I agree.  Nassim Taleb, author of the Black Swan and Fooled by Randomness, educated me on how much luck plays in the success of successful people.  As Taleb says, we always hear about the successful people but never about the just as talented people who aren’t as successful because they just haven’t had their lucky break.  Sometimes it’s as simple as meeting the right person at a party.

But, I will give Ricky something, he does have talent.  He makes me laugh.  I enjoy his humor, acting and writing.  Not to say that others aren’t as deserving, but any dollars Ricky has of mine in his pocket were well earned.

Rooney seemed bothered by having more than his share, but comforted by the fact that he doesn’t have as much as others.  He referenced the Forbes 400 list of the richest 400 people as proof.

What bothered me: C’mon guys.  Rather than feel down about being wealthy, celebrate it.  Encourage others.  Tell us how awesome it is that we live in a world where you can follow your dreams, work hard and be rewarded.  Acknowledge, as Ricky did, that there is some luck to it, but one thing is for certain – they wouldn’t have been successful if they hadn’t tried.

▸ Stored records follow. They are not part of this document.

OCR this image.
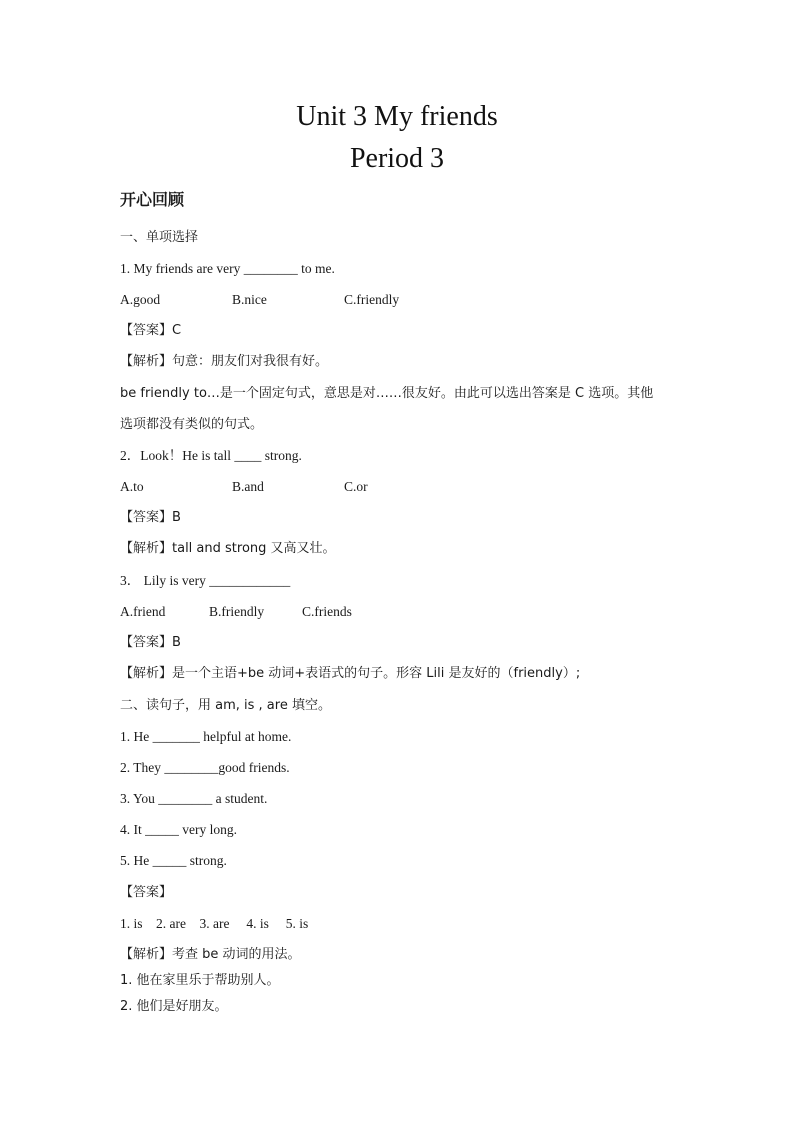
Unit 3 My friends
Period 3
开心回顾
一、单项选择
1. My friends are very ________ to me.
A.good	B.nice	C.friendly
【答案】C
【解析】句意：朋友们对我很有好。
be friendly to…是一个固定句式，意思是对……很友好。由此可以选出答案是 C 选项。其他
选项都没有类似的句式。
2．Look！He is tall ____ strong.
A.to	B.and	C.or
【答案】B
【解析】tall and strong 又高又壮。
3． Lily is very ____________
A.friend	B.friendly	C.friends
【答案】B
【解析】是一个主语+be 动词+表语式的句子。形容 Lili 是友好的（friendly）;
二、读句子，用 am, is , are 填空。
1. He _______ helpful at home.
2. They ________good friends.
3. You ________ a student.
4. It _____ very long.
5. He _____ strong.
【答案】
1. is    2. are    3. are     4. is     5. is
【解析】考查 be 动词的用法。
1. 他在家里乐于帮助别人。
2. 他们是好朋友。
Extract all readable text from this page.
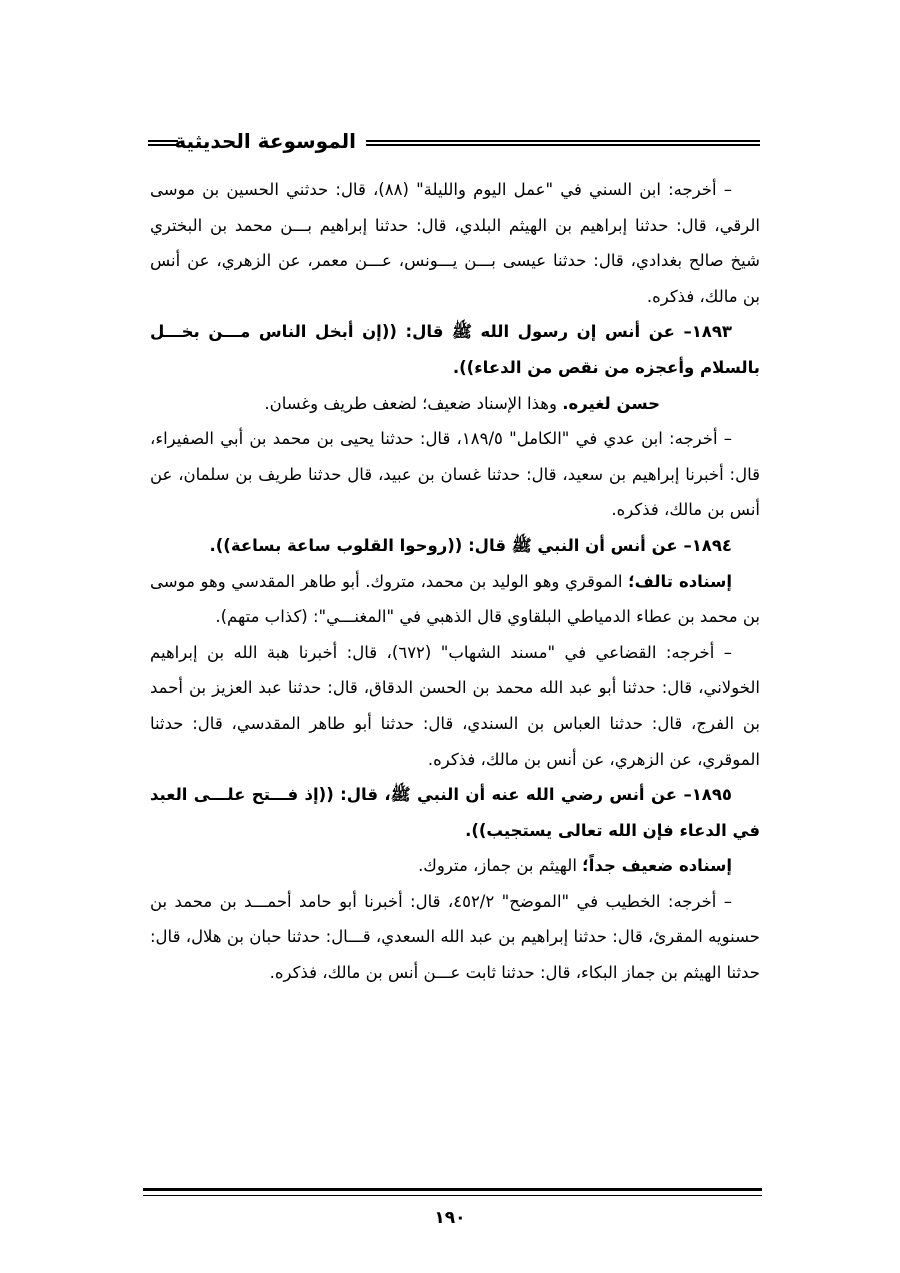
الموسوعة الحديثية

– أخرجه: ابن السني في "عمل اليوم والليلة" (٨٨)، قال: حدثني الحسين بن موسى الرقي، قال: حدثنا إبراهيم بن الهيثم البلدي، قال: حدثنا إبراهيم بـــن محمد بن البختري شيخ صالح بغدادي، قال: حدثنا عيسى بـــن يـــونس، عـــن معمر، عن الزهري، عن أنس بن مالك، فذكره.

١٨٩٣– عن أنس إن رسول الله ﷺ قال: ((إن أبخل الناس مـــن بخـــل بالسلام وأعجزه من نقص من الدعاء)).

حسن لغيره. وهذا الإسناد ضعيف؛ لضعف طريف وغسان.

– أخرجه: ابن عدي في "الكامل" ١٨٩/٥، قال: حدثنا يحيى بن محمد بن أبي الصفيراء، قال: أخبرنا إبراهيم بن سعيد، قال: حدثنا غسان بن عبيد، قال حدثنا طريف بن سلمان، عن أنس بن مالك، فذكره.

١٨٩٤– عن أنس أن النبي ﷺ قال: ((روحوا القلوب ساعة بساعة)).

إسناده تالف؛ الموقري وهو الوليد بن محمد، متروك. أبو طاهر المقدسي وهو موسى بن محمد بن عطاء الدمياطي البلقاوي قال الذهبي في "المغنـــي": (كذاب متهم).

– أخرجه: القضاعي في "مسند الشهاب" (٦٧٢)، قال: أخبرنا هبة الله بن إبراهيم الخولاني، قال: حدثنا أبو عبد الله محمد بن الحسن الدقاق، قال: حدثنا عبد العزيز بن أحمد بن الفرج، قال: حدثنا العباس بن السندي، قال: حدثنا أبو طاهر المقدسي، قال: حدثنا الموقري، عن الزهري، عن أنس بن مالك، فذكره.

١٨٩٥– عن أنس رضي الله عنه أن النبي ﷺ، قال: ((إذ فـــتح علـــى العبد في الدعاء فإن الله تعالى يستجيب)).

إسناده ضعيف جداً؛ الهيثم بن جماز، متروك.

– أخرجه: الخطيب في "الموضح" ٤٥٢/٢، قال: أخبرنا أبو حامد أحمـــد بن محمد بن حسنويه المقرئ، قال: حدثنا إبراهيم بن عبد الله السعدي، قـــال: حدثنا حبان بن هلال، قال: حدثنا الهيثم بن جماز البكاء، قال: حدثنا ثابت عـــن أنس بن مالك، فذكره.

١٩٠
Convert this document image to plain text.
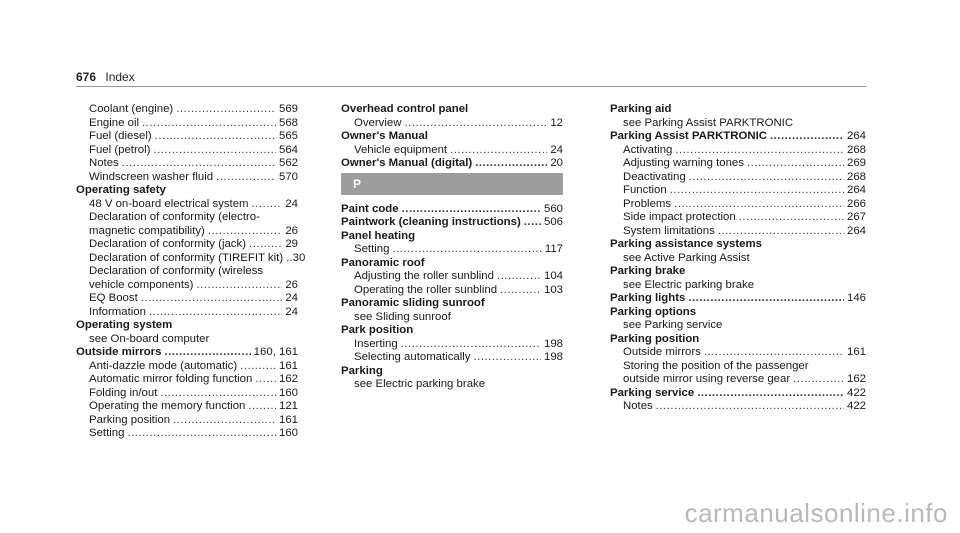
676 Index
Coolant (engine) .....	569
Engine oil .....	568
Fuel (diesel) .....	565
Fuel (petrol) .....	564
Notes .....	562
Windscreen washer fluid .....	570
Operating safety
48 V on-board electrical system .....	24
Declaration of conformity (electro-
magnetic compatibility) .....	26
Declaration of conformity (jack) .....	29
Declaration of conformity (TIREFIT kit) .. 30
Declaration of conformity (wireless
vehicle components) .....	26
EQ Boost .....	24
Information .....	24
Operating system
see On-board computer
Outside mirrors .....	160, 161
Anti-dazzle mode (automatic) .....	161
Automatic mirror folding function ..... 162
Folding in/out .....	160
Operating the memory function .....	121
Parking position .....	161
Setting .....	160
Overhead control panel
Overview .....	12
Owner's Manual
Vehicle equipment .....	24
Owner's Manual (digital) .....	20
P
Paint code .....	560
Paintwork (cleaning instructions) ..... 506
Panel heating
Setting .....	117
Panoramic roof
Adjusting the roller sunblind .....	104
Operating the roller sunblind .....	103
Panoramic sliding sunroof
see Sliding sunroof
Park position
Inserting .....	198
Selecting automatically .....	198
Parking
see Electric parking brake
Parking aid
see Parking Assist PARKTRONIC
Parking Assist PARKTRONIC .....	264
Activating .....	268
Adjusting warning tones .....	269
Deactivating .....	268
Function .....	264
Problems .....	266
Side impact protection .....	267
System limitations .....	264
Parking assistance systems
see Active Parking Assist
Parking brake
see Electric parking brake
Parking lights .....	146
Parking options
see Parking service
Parking position
Outside mirrors .....	161
Storing the position of the passenger
outside mirror using reverse gear .....	162
Parking service .....	422
Notes .....	422
carmanualsonline.info
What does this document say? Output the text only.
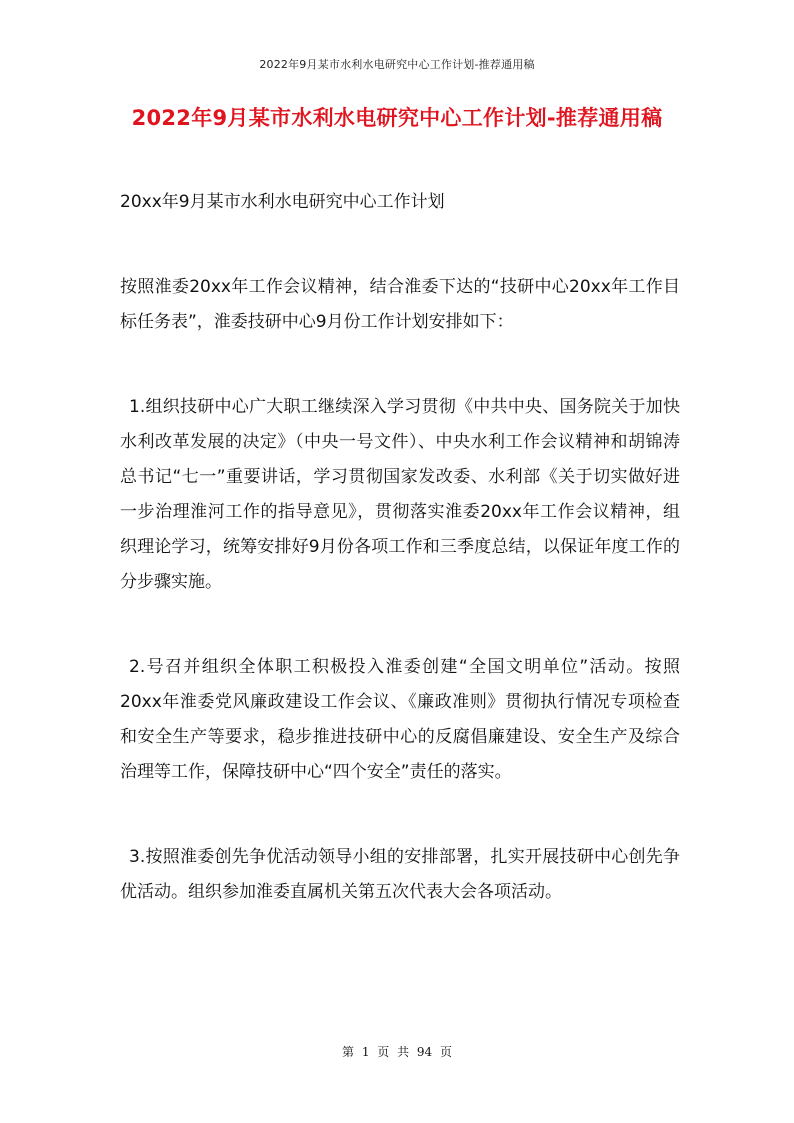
2022年9月某市水利水电研究中心工作计划-推荐通用稿
2022年9月某市水利水电研究中心工作计划-推荐通用稿

20xx年9月某市水利水电研究中心工作计划

按照淮委20xx年工作会议精神，结合淮委下达的“技研中心20xx年工作目标任务表”，淮委技研中心9月份工作计划安排如下：

1.组织技研中心广大职工继续深入学习贯彻《中共中央、国务院关于加快水利改革发展的决定》（中央一号文件）、中央水利工作会议精神和胡锦涛总书记“七一”重要讲话，学习贯彻国家发改委、水利部《关于切实做好进一步治理淮河工作的指导意见》，贯彻落实淮委20xx年工作会议精神，组织理论学习，统筹安排好9月份各项工作和三季度总结，以保证年度工作的分步骤实施。

2.号召并组织全体职工积极投入淮委创建“全国文明单位”活动。按照20xx年淮委党风廉政建设工作会议、《廉政准则》贯彻执行情况专项检查和安全生产等要求，稳步推进技研中心的反腐倡廉建设、安全生产及综合治理等工作，保障技研中心“四个安全”责任的落实。

3.按照淮委创先争优活动领导小组的安排部署，扎实开展技研中心创先争优活动。组织参加淮委直属机关第五次代表大会各项活动。

第 1 页 共 94 页
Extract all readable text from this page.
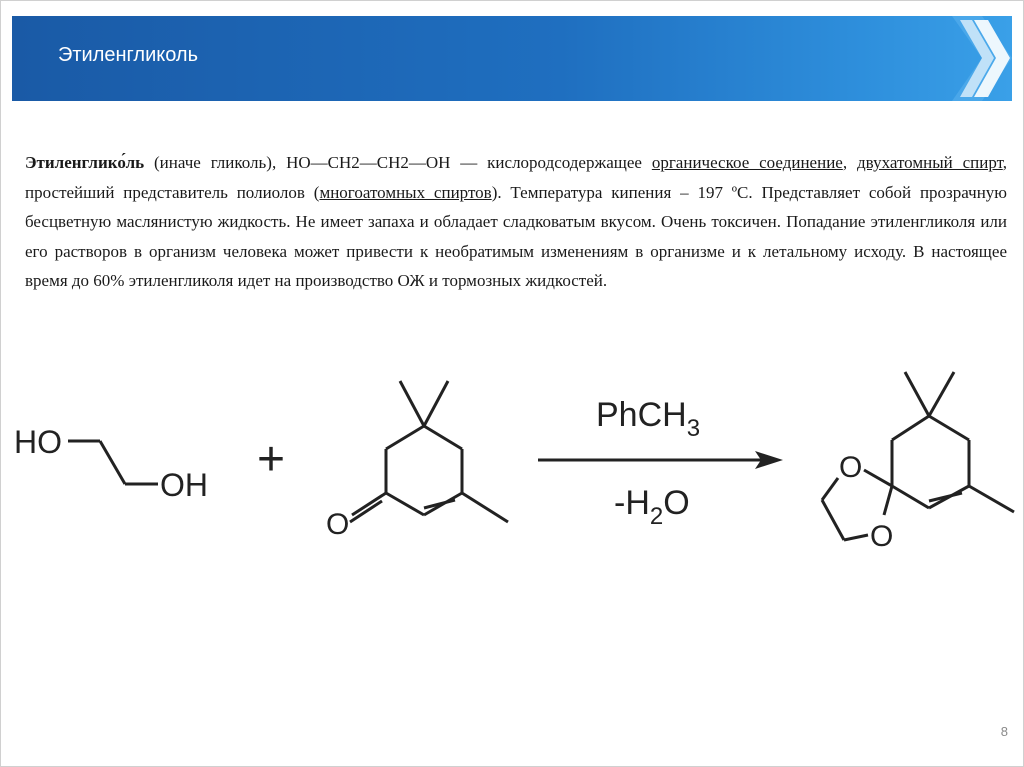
Этиленгликоль
Этиленглико́ль (иначе гликоль), HO—CH2—CH2—OH — кислородсодержащее органическое соединение, двухатомный спирт, простейший представитель полиолов (многоатомных спиртов). Температура кипения – 197 ºC. Представляет собой прозрачную бесцветную маслянистую жидкость. Не имеет запаха и обладает сладковатым вкусом. Очень токсичен. Попадание этиленгликоля или его растворов в организм человека может привести к необратимым изменениям в организме и к летальному исходу. В настоящее время до 60% этиленгликоля идет на производство ОЖ и тормозных жидкостей.
HO
OH +
O
PhCH$_3$
$-H_2O$
O
O
8
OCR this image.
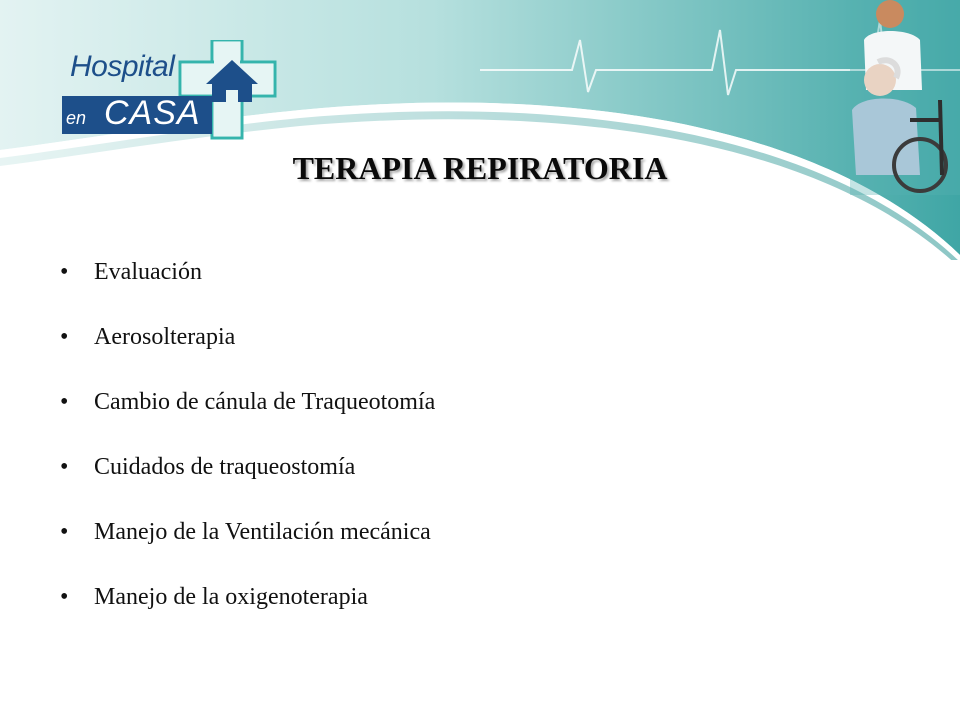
Hospital
en CASA
TERAPIA REPIRATORIA
• Evaluación
• Aerosolterapia
• Cambio de cánula de Traqueotomía
• Cuidados de traqueostomía
• Manejo de la Ventilación mecánica
• Manejo de la oxigenoterapia
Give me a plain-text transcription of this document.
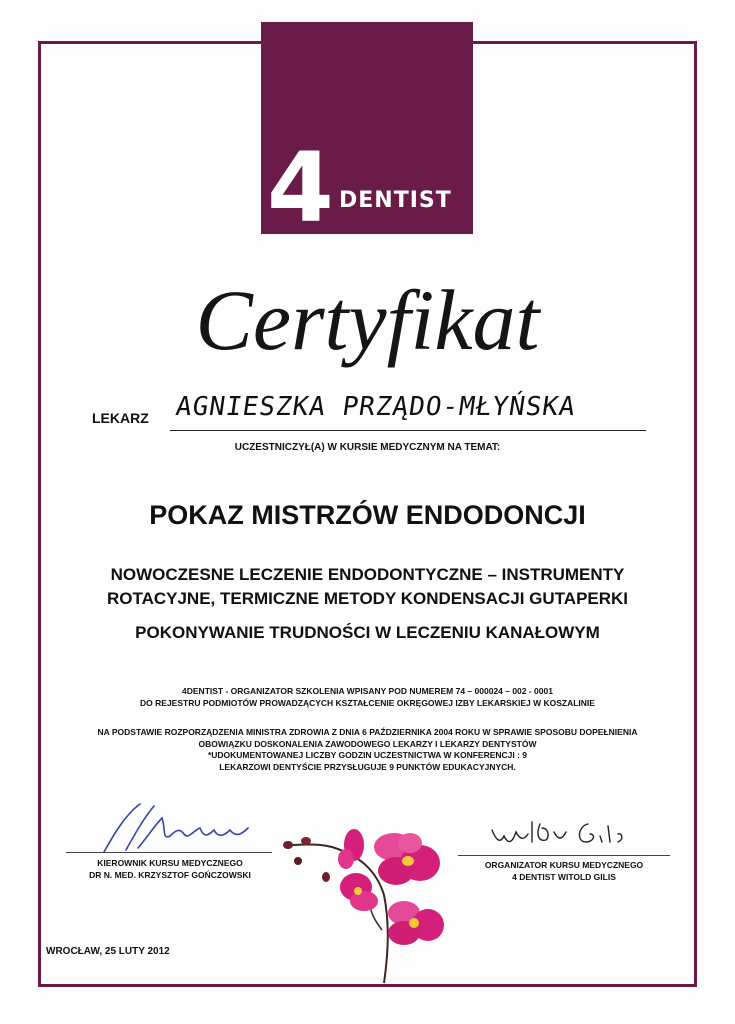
4 DENTIST
Certyfikat
LEKARZ AGNIESZKA PRZĄDO-MŁYŃSKA
UCZESTNICZYŁ(A) W KURSIE MEDYCZNYM NA TEMAT:
POKAZ MISTRZÓW ENDODONCJI
NOWOCZESNE LECZENIE ENDODONTYCZNE – INSTRUMENTY
ROTACYJNE, TERMICZNE METODY KONDENSACJI GUTAPERKI
POKONYWANIE TRUDNOŚCI W LECZENIU KANAŁOWYM
4DENTIST - ORGANIZATOR SZKOLENIA WPISANY POD NUMEREM 74 – 000024 – 002 - 0001
DO REJESTRU PODMIOTÓW PROWADZĄCYCH KSZTAŁCENIE OKRĘGOWEJ IZBY LEKARSKIEJ W KOSZALINIE
NA PODSTAWIE ROZPORZĄDZENIA MINISTRA ZDROWIA Z DNIA 6 PAŹDZIERNIKA 2004 ROKU W SPRAWIE SPOSOBU DOPEŁNIENIA
OBOWIĄZKU DOSKONALENIA ZAWODOWEGO LEKARZY I LEKARZY DENTYSTÓW
*UDOKUMENTOWANEJ LICZBY GODZIN UCZESTNICTWA W KONFERENCJI : 9
LEKARZOWI DENTYŚCIE PRZYSŁUGUJE 9 PUNKTÓW EDUKACYJNYCH.
KIEROWNIK KURSU MEDYCZNEGO
DR N. MED. KRZYSZTOF GOŃCZOWSKI
ORGANIZATOR KURSU MEDYCZNEGO
4 DENTIST WITOLD GILIS
WROCŁAW, 25 LUTY 2012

And, if you don’t have a dream but can still live a decent, comfortable life as a nurse, engineer, electrician or some other chosen profession, that’s awesome too.  Compared to how people lived a century ago or how people live in other parts of the world (some within a day’s drive for most of us) – we are all rock stars.  That something that we should feel good about it.

We should be asking ourselves why that is.  What are the root causes that allow each of us live better than royalty in the past in exchange for an honest day’s work?  We should want more of that.

They showed an 80s video of Ricky taking a stab at the music business.  Apparently it didn’t work out.  He wasn’t bothered by it.  He seemed to recognize that all things don’t work out, but trying matters.